Like him or not, he was the right man for the job. Without him, there would have been no C64 -- not from Commodore, and not from any other company.
(don't hold me to being %100 accurate on that. )
Well they have remade these machines but they in a keyboard as a whole unit & are quite expensive
Fuck.
Commodore was a fine line of computers
"In an interview with CNET in 2007, Tramiel said, "I'm quite happy if people do not know me." However, it's hard not to know a man whose contributions and life story are so unforgettable."wow. . .
Still got my C64, though.
Makes me wanna play Super Mario Bros. on it again sometime.

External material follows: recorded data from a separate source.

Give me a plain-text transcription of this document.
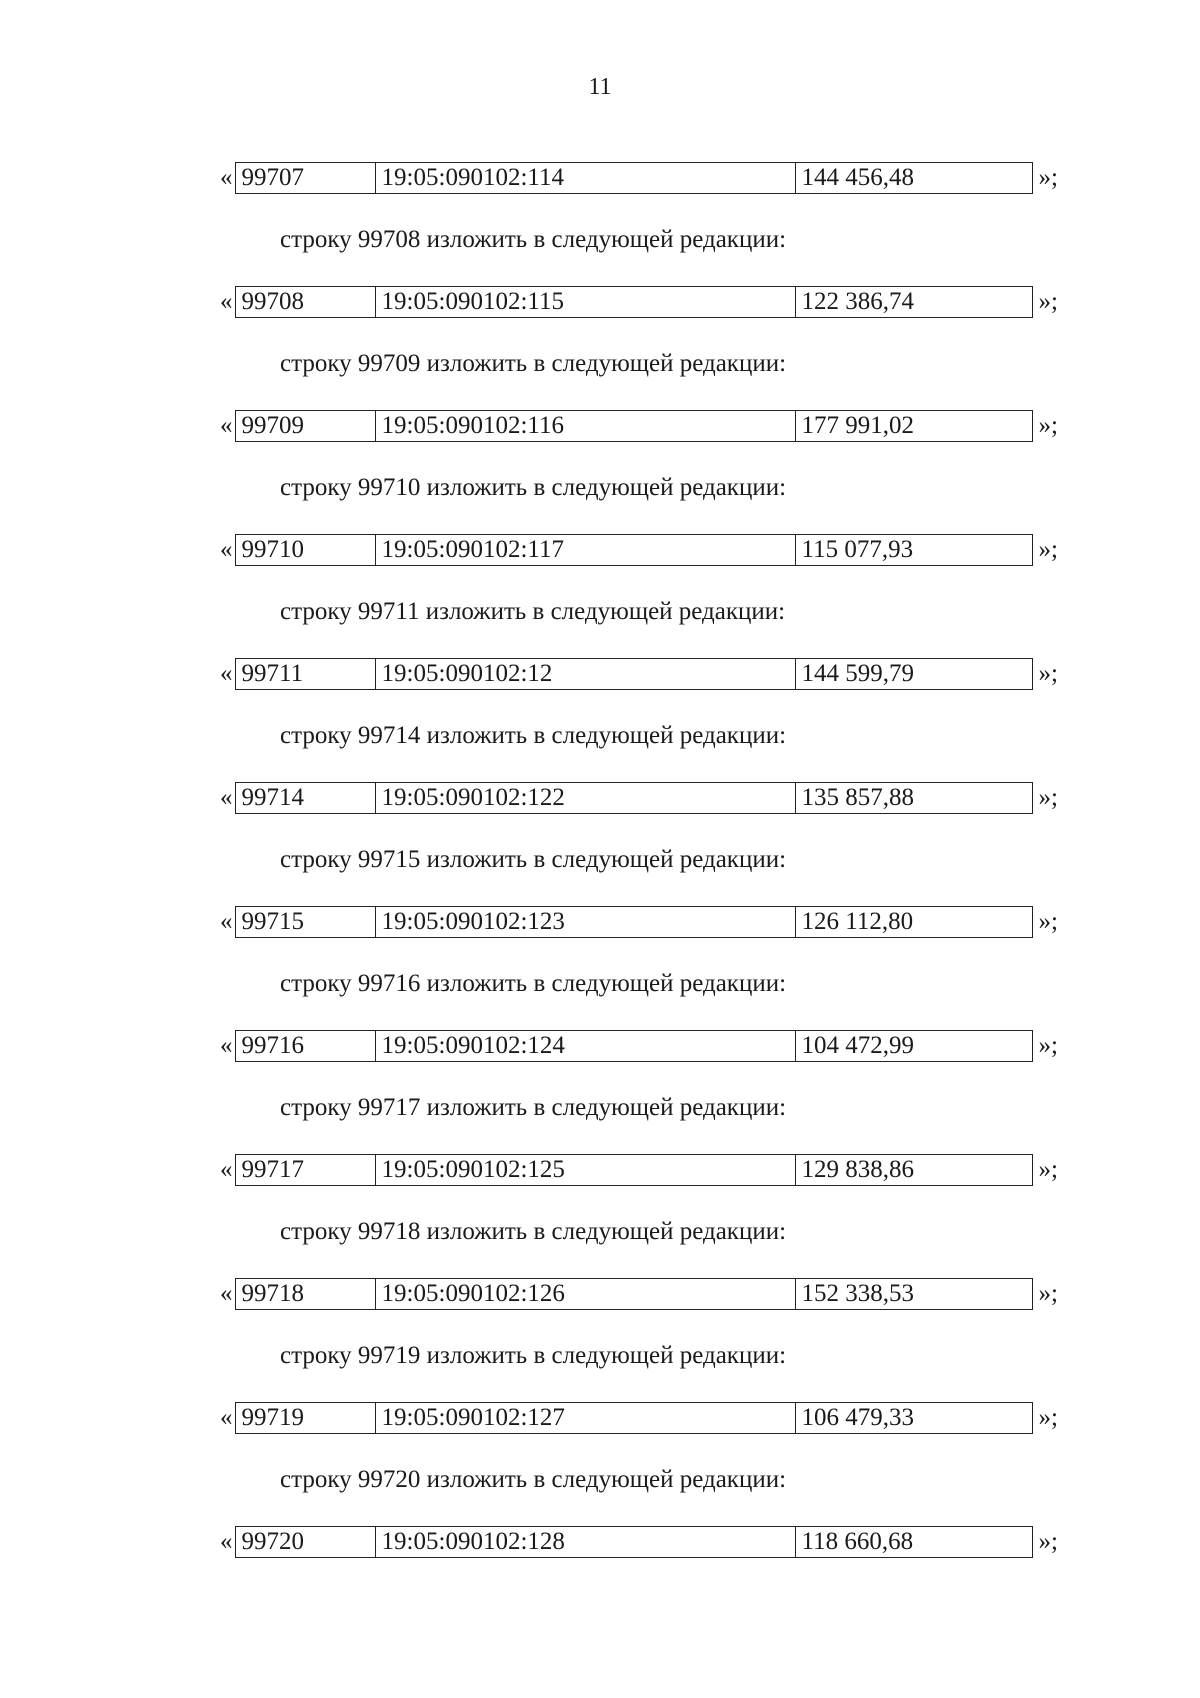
11
« 99707	19:05:090102:114	144 456,48	»;
строку 99708 изложить в следующей редакции:
« 99708	19:05:090102:115	122 386,74	»;
строку 99709 изложить в следующей редакции:
« 99709	19:05:090102:116	177 991,02	»;
строку 99710 изложить в следующей редакции:
« 99710	19:05:090102:117	115 077,93	»;
строку 99711 изложить в следующей редакции:
« 99711	19:05:090102:12	144 599,79	»;
строку 99714 изложить в следующей редакции:
« 99714	19:05:090102:122	135 857,88	»;
строку 99715 изложить в следующей редакции:
« 99715	19:05:090102:123	126 112,80	»;
строку 99716 изложить в следующей редакции:
« 99716	19:05:090102:124	104 472,99	»;
строку 99717 изложить в следующей редакции:
« 99717	19:05:090102:125	129 838,86	»;
строку 99718 изложить в следующей редакции:
« 99718	19:05:090102:126	152 338,53	»;
строку 99719 изложить в следующей редакции:
« 99719	19:05:090102:127	106 479,33	»;
строку 99720 изложить в следующей редакции:
« 99720	19:05:090102:128	118 660,68	»;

I'll have to have him refresh me on any pearls next time we're chatting about the hey-day of the Bernoulli drive! (and DELUXE PAINT 5, baby!)
Although I have to give him some criticism. The Atari STs were heavily rushed and hardly ever worked. In fact you even got a steep discount if you accepted 5% defectives. If they would have been properly designed, and they would have used some unixoid OS instead of CPM/M 68k, the company might still exist today.
Fun fact: after 6 years of horrible sales, Apple flat-out lied in their ads about the AppleII being the first home PC to sell a million units (and they didn't even sell a million systems!) Meanwhile, the Commodore VIC-20 already sold a million machines a year earlier, after being on the market for less than a year. As a bonus, the VIC-20 wasn't even a fraction as successful as its replacement, the infamous C64.
I never had an Atari though but my friend still has his.
http://www.pcmuseum.ca/details.asp?id=15
he had pluses, he had minuses. Both are in God's hands now.